Roman Opalka, pour le dire vite, a eu plus de chance. L’artiste (né en 1928, soient trois petites années avant Cy Twombly) avait commencé sa série quotidienne en 1965 pour atteindre en 2008 ce qu’il baptisait le « blanc mérité » (ayant ajouté à chaque jour 1% de blanc) – il ne peignait donc plus, depuis cinq ans, qu’en blanc sur blanc.  Son décès, le 6 août dernier, avait de quoi réveiller l’interrogation (l’angoisse) face aux stratégies d’effacement du sujet ‘artiste’ et des coups de sort du Sein und Zeit, d’une manière, peut-être plus douce, qui fit songer à Malévitch, qui écrivait, à l’occasion de son exposition du Carré blanc sur fond blanc (1918):

« À présent, le chemin de l’homme se trouve à travers l’espace… J’ai percé l’abat-jour bleu des limites de la couleur, j’ai pénétré dans le blanc ; à côté de moi, camarades pilotes, naviguez dans cet espace sans fin. La blanche mer libre s’étend devant vous. »

Il était l’heure de partir pour la plage.

***

>>> Le Temps retrouvé est présente jusqu’au 30 octobre, Fondation Yvon Lambert, Avignon, et à Arles (lire chronique) avec un second volet qui confronte avec éclat les Self-Portraits of You + Me de Douglas Gordon et les Portraits javellisés de Miquel Barcelo (jusqu’au 18 septembre).

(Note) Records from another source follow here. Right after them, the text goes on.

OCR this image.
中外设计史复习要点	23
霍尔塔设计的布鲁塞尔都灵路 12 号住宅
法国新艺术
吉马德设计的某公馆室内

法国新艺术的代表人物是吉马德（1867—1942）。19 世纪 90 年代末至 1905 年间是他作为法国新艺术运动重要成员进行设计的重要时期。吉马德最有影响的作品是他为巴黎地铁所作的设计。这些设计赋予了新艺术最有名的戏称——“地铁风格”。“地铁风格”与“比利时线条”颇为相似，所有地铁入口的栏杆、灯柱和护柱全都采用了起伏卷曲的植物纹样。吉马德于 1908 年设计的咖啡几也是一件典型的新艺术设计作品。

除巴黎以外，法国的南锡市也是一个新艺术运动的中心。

>>> Roman Opalka est à (re)découvrir jusqu’au 2 octobre à Thonon-les-Bains, avec la rétrospective Vertige de l’infini, suivie d’un autre volet au Mans, du 3 novembre 2011 à janvier 2012. Il est également présent à Venise, au Palais Fortuny (jusqu’au 13 novembre) et à la galerie Michela Rizzo (jusqu’au 29 octobre).

***

Le baiser de la fin

ψυχῆισιν θάνατος ὕδωρ γενέσθαι, ὕδατι δὲ θάνατος γῆν γενέσθαι,
ἐκ γῆς δὲ ὕδωρ γίνεται, ἐζ ὕδατος δὲ ψυχή.